Tuatara: Volume 2, Issue 1, March 1949
Some Basic Ideas in Statistical Method
Some Basic Ideas in Statistical Method
Although one may not subscribe to Kelvin's belief that our knowledge of a subject is meagre and unsatisfactory until one can measure what one is speaking about and express it in numbers, I believe it would be generally agreed that the introduction of quantitative methods into biology has led to significant advances.
Foremost among these methods has undoubtedly been statistical method; indeed, it was the needs of biology which gave the stimulus for the development of a large part of the recent advances in statistical theory. In this connection the names of Francis Galton, Karl Pearson, William Gosset (who wrote under the pseudonym of Student) and R. A. Fisher, should be familiar to all biologists.
Statistical method provides procedures for handling numerical data which are subject to uncontrolled variation. Examples of such data are to be found in any scientific investigation where measurements are made. The use of a collection of measurements on selected characteristics, e.g., beak, wing, leg and tail lengths of birds from different areas, as an aid to classification of the group into sub-species or races, is a case of some interest. If one takes the measurements of the birds of one species in a restricted area, the results will differ from bird to bird and there will certainly be a greater range of variation in the observations obtained from the examination of birds from a larger area, or from widely separated localities. The results will differ, although they may overlap to a certain extent, but due to basic variability there will be uncertainty whether the differences are due merely to the differences to be expected in sampling from one species, or whether they indicate a real difference between the groups examined.

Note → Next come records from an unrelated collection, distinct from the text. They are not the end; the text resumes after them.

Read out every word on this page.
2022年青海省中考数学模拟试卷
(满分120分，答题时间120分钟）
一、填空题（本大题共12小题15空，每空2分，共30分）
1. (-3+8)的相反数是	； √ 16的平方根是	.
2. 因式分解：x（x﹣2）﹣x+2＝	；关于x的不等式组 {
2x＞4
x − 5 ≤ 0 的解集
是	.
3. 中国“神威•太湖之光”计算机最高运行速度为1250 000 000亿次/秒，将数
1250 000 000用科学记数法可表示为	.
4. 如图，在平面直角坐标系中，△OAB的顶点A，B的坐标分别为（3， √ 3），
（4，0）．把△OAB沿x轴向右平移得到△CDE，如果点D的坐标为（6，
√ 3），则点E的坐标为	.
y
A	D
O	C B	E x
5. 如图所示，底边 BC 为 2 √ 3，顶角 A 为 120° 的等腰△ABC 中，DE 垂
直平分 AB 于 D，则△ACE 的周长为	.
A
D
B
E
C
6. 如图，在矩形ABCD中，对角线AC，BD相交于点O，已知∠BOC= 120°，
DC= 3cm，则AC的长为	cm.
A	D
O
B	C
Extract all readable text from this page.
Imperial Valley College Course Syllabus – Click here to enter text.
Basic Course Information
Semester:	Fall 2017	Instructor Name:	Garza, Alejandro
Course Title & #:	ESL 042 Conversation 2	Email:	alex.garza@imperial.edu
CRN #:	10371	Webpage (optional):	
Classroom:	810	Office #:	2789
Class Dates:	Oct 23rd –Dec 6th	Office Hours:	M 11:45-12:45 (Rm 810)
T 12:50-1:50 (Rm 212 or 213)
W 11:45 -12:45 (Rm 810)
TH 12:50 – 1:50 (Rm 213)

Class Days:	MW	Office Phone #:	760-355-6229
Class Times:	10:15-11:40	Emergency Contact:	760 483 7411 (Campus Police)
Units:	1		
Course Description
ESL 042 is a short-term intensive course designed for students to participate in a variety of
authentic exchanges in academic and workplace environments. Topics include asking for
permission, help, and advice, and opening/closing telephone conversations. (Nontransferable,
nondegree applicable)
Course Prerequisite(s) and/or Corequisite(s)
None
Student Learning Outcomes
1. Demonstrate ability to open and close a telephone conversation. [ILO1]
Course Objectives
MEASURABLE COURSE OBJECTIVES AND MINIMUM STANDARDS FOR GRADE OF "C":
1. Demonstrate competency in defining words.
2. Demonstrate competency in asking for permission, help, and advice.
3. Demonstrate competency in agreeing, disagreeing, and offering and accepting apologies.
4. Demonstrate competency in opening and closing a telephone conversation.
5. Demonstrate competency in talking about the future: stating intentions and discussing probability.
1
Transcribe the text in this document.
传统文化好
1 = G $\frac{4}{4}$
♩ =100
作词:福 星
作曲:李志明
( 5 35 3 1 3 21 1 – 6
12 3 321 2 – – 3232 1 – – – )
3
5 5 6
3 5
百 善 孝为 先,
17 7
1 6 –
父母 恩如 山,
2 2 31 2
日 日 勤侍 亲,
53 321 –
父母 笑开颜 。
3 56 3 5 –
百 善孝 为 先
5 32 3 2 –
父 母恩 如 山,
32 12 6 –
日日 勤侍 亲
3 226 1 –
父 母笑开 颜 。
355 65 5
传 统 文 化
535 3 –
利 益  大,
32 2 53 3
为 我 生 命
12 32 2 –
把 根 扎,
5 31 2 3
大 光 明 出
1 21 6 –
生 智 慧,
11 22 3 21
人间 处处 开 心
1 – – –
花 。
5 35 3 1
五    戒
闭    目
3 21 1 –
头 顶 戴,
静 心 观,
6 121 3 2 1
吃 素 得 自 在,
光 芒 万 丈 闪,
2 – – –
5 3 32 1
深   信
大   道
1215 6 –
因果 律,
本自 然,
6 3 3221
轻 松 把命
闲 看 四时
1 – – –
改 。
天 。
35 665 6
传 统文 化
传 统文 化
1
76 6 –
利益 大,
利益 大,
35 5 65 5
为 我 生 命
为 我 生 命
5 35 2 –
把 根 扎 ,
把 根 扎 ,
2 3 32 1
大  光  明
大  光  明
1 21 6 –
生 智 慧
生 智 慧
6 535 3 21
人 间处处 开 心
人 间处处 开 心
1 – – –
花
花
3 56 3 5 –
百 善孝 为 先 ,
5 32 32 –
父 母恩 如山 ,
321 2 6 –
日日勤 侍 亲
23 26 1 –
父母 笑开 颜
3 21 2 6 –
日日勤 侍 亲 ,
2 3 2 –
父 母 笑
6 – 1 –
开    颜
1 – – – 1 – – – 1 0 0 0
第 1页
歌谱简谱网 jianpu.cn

An excellent example of a study of this problem for an ocean sea bird is set out in “The Life Cycle of Wilson's Petrel,” by Brian Roberts (1940). His analysis for birds collected from widely dispersed regions in the Southern ocean, has shown that there are four distinct subspecific races separable by measurements. The importance of the result obtained by this method is stressed because many past separations into races in birds, and in many other animal and plant groups has been done arbitrarily or from insufficient data, and can be shown to be invalid when subjected to statistical analysis.
Even in the best controlled and most precise experimentation, as for example in the physical determination of the velocity of light, uncontrolled variability is smaller than one would find, say, in the weights of grain in harvesting a field of wheat by small sections. But the difference is one of degree rather than one of kind. As a concrete page 10 example, consider the following results. An experimenter (ref. Edwards, T. I., Plant Physiology 9, 8 (1934)) planted 20 soya beans on each of 183 agar plates; the numbers germinating per place are summarised in the table:—
|On each plate||6||7||8||9||10||11||12||13||14||15||16|
|No. of plates||5||9||8||19||26||34||26||22||21||10||3||183|
Such an array is called a frequency distribution. It records the number of times each type of observation concerned occurs.
The type of variation shown here appears very frequently in biological observations. The most common observation (11 in the table) is somewhere near the middle of the whole range and the number of observations decreases steadily on each side of this.
Let us consider a few of the problems which arise in the handling of material of this nature. First there arises the question of further reducing the results and summarizing them in a few numbers which convey the salient features of the distribution. We require first a typical measure of the number of germinations per plate. The usual quantity employed for this is the arithmetic mean of the observations. For the table above the mean number of beans germinating on a plate is 11.2. The mean is an abstraction—there is no plate having this number of germinations—but it does give a measure of the general level of germination for this batch of material.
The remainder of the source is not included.